There is no explicit protection against language discrimination in EU private law. However, there is protection against discrimination on grounds of racial or ethnic origin by Directive 2000/43/EC (Racial Equality Directive). The research question of the paper is: Can discrimination on grounds of language be understood as discrimination on grounds of ethnic origin? The established case law of the European Court of Justice (ECJ) denies this question. According to the ECJ, the Racial Equality Directive only applies if there is discrimination on the basis of a particular ethnicity characterized by a set of common characteristics like shared nationality, religion and language. In the judgment Land Oberösterreich (10 June 2021 – C-94/20), the ECJ applied this concept to a case concerning language. It does not find discrimination on grounds of ethnic origin when foreign nationals with long-term resident status are denied housing assistance in Austria because they do not have basic knowledge of the German language. The ECJ argues that the relevant Austrian provision is applicable to all third-country nationals without distinction and does not discriminate against persons of a particular ethnicity. The paper criticizes this interpretation as it neither follows from the wording of the Directive nor corresponds to its purpose, which is to combat xenophobia and racism. It also seems problematic to clearly demarcate supposedly homogeneous ethnic groups from one another. The paper proposes a broader concept: It is discrimination on grounds of ethnic origin if it is based on one characteristic related to a person's ethnic origin, such as language. The existence of discrimination is to be determined subjectively from the perspective of the discriminating person who intends to discriminate against another person because, for example, that person speaks another language. The paper shows that the issue is particularly relevant when exaggerated language skills are required from migrant workers.

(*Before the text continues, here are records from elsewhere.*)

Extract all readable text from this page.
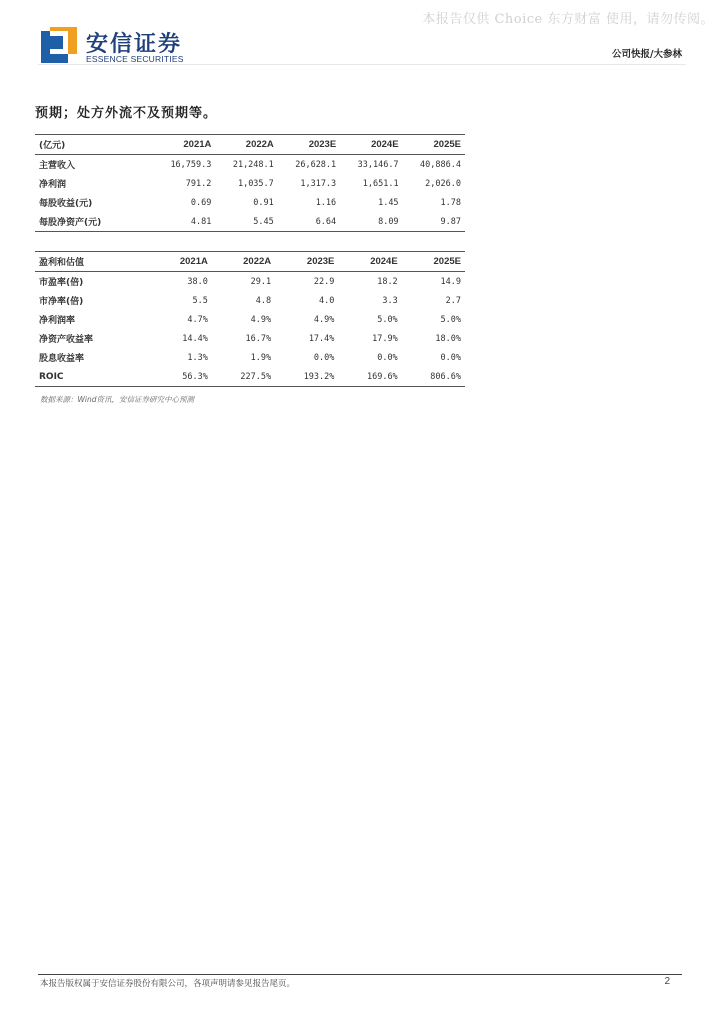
本报告仅供 Choice 东方财富 使用，请勿传阅。
安信证券
ESSENCE SECURITIES	公司快报/大参林
预期；处方外流不及预期等。
(亿元)	2021A	2022A	2023E	2024E	2025E
主营收入	16,759.3	21,248.1	26,628.1	33,146.7	40,886.4
净利润	791.2	1,035.7	1,317.3	1,651.1	2,026.0
每股收益(元)	0.69	0.91	1.16	1.45	1.78
每股净资产(元)	4.81	5.45	6.64	8.09	9.87
盈利和估值	2021A	2022A	2023E	2024E	2025E
市盈率(倍)	38.0	29.1	22.9	18.2	14.9
市净率(倍)	5.5	4.8	4.0	3.3	2.7
净利润率	4.7%	4.9%	4.9%	5.0%	5.0%
净资产收益率	14.4%	16.7%	17.4%	17.9%	18.0%
股息收益率	1.3%	1.9%	0.0%	0.0%	0.0%
ROIC	56.3%	227.5%	193.2%	169.6%	806.6%
数据来源：Wind资讯，安信证券研究中心预测
本报告版权属于安信证券股份有限公司，各项声明请参见报告尾页。	2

Sociolinguistic Justice and Language Barriers: Addressing Linguistic Unease in Public Healthcare

Nicole Marinaro

Ulster University, United Kingdom

The proposed presentation would outline preliminary findings of a study exploring to which extent language policy in selected multilingual regions in Europe (i.e. Northern Ireland, Catalonia and South Tyrol) is effective in reducing language barriers in the public healthcare sector, as experienced both by allochthonous and autochthonous linguistic minorities.

Extensive medical research confirms the detrimental consequences of communication issues in healthcare contexts and supports the employment of bilingual healthcare staff and/or the provision of professional translation and interpreting services.

Starting from an epistemological framework of a public policy approach to language policy (Gazzola, 2022), this paper aims at evaluating the design of relevant public measures. The goal of the policies examined is here conceptualized in terms of a reduction of the patients’ “linguistic unease”. This term refers to “a situation in which speakers feel that their pragmatic linguistic competence is not fitting the communicative requirements of the linguistic act they are about to perform – or even that the symbolic value of their speech acts is perceived as misplaced” (Iannàccaro et al., 2018: 367). Reducing speakers' linguistic unease should therefore lead to a higher level of sociolinguistic justice.
The inclusion of both the symbolic and communicative aspects has the potential to allow for the consideration of the diverse linguistic needs of different groups of patients.

References

Gazzola, M. (2022) Language policy as public policy. In: Gazzola, M., Gobbo, F., Johnson, D. C. & Leoni de León, J. A. (eds.). Epistemological and Theoretical Foundations in Language Policy and Planning, 41-71. Cham: Palgrave MacMillan.

Iannàccaro, G., Dell’Aquila, V. & Gobbo, F. (2018) The assessment of sociolinguistic justice: parameters and models of analysis. In: Gazzola M., Wickström, B.-A. & Templin, T. (eds.) Language Policy and Linguistic Justice: Economic, Philosophical and Sociolinguistic Approaches, 363-391. Berlin / New York: Springer.